ORLANDO, Fla. — Among the educational sessions held Tuesday at the Marine Dealer Conference & Expo was a panel discussion featuring the four finalists for the fifth annual Best Ideas program.
A representative from each dealership explained its idea and its successful implementation to a full house of conferees, who voted to determine the winner. The winner will be announced today at the MDCE luncheon and will take home an iPad for a prize.
Tonia Blenkarn, co-owner of Desmasdons Boatworks in Ontario, Canada, discussed how the dealership invested in the 18-month development of an app that resulted in streamlined integration of services and communication among the dealership’s departments and customers.
"We asked our customers, staff and managers a lot of questions," Blenkarn said of the development process. "What we found was most problems came down to a breakdown of communication."

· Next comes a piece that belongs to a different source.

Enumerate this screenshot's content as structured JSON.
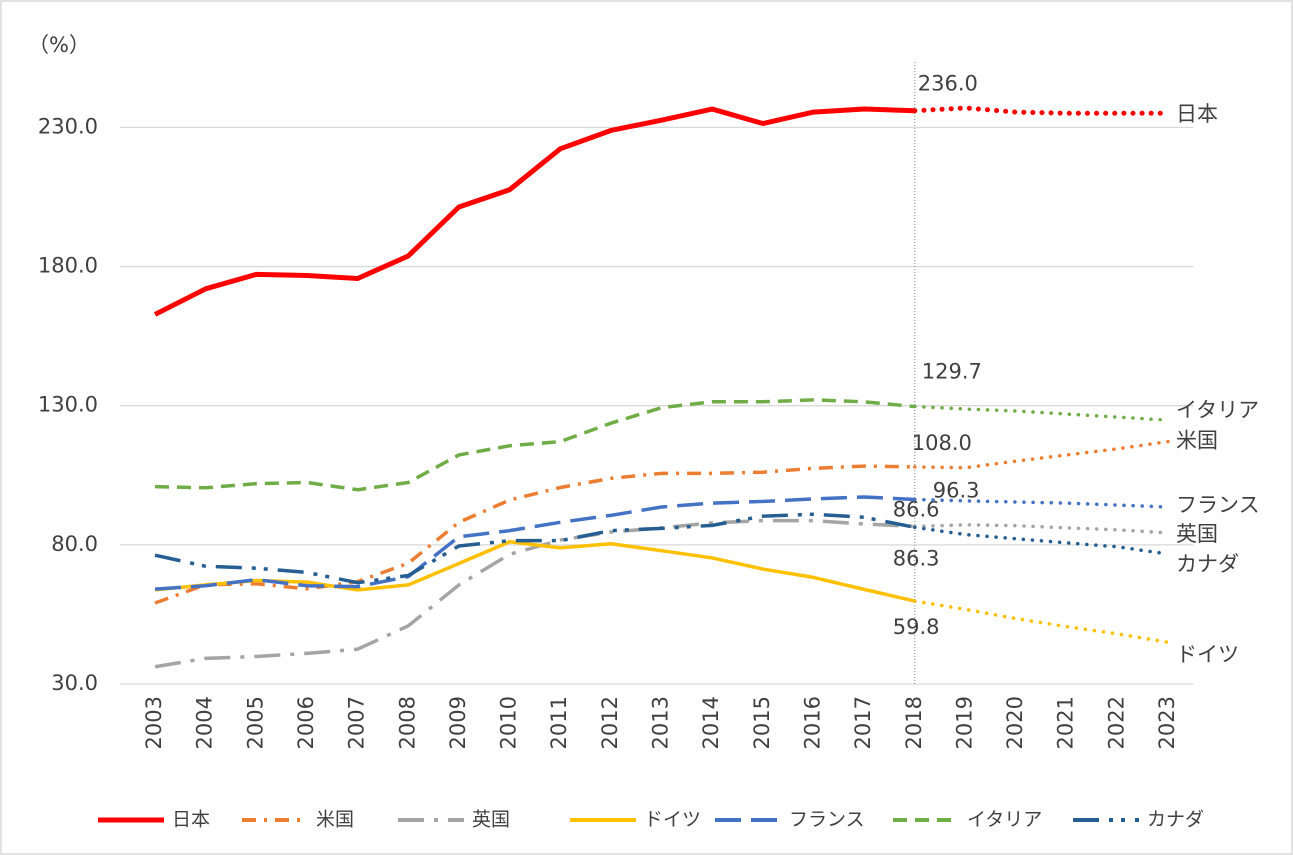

The app, named DBW Hub after the Georgian Bay dealership, allows all parties to check on the status of a repair or other service at any point in the process.
Kay Woldman, marketing director at Lake Union Sea Ray in Seattle, discussed the dealership’s implementation this summer of a Feature Boat of the Week program that made free, no-obligation test drives available to anyone who signed up.
It was powered by social media at a low cost and the dealership counted two sales this summer and numerous leads that came directly from the program. Launched in April, it cost the dealership about $10 to $15 a week, including fuel for the sea trials.
A dedicated subpage at the Lake Union website offered the time, place and test boat and solicited customer engagement.
"Our purpose was to engage a younger audience and get them to participate," Woldman said. "We wanted to blend social media with an actual experience."
Jani Gyllenberg, marketing director at Marine Connection in West Palm Beach, Fla., discussed how, frustrated by the cost of paper printing, his dealership invested in digital signs to present a multimedia sign for each boat it displayed at boat shows.
The LCD panel signs, connected to custom servers, allow a constantly changing sign that provides more information and a dynamic video of each boat in an appealing format. Changes to what is displayed on the sign can be made quickly in house, Gyllenberg said.
At $750 to $1,000 a sign, estimates are that each sign pays for itself after three of the seven or eight boat shows where the dealership exhibits each year, he said.
Trevor Campbell, director of operations at Seattle Boat, discussed an entirely different problem-solving scenario. His dealership made national headlines when a July 4 fireworks display caused a fire that burned 14 boats and damaged five others on one of its dry racks. Total damage was $1.5 million.
What distinguished the disaster was the emergency operations plan Seattle Boat had in place. It served the dealership and its customers well. Within hours after the blaze, customers were notified, as was the dealership's insurer, and a proactive media communications plan was in motion.
"The situation escalated so fast, the sooner we could connect with our customers, the better the outcome," Campbell said.
After the fire, the dealership credited the storage accounts for all customers affected and offered free enrollment in its boat rental program "to get them right back on the water," he said.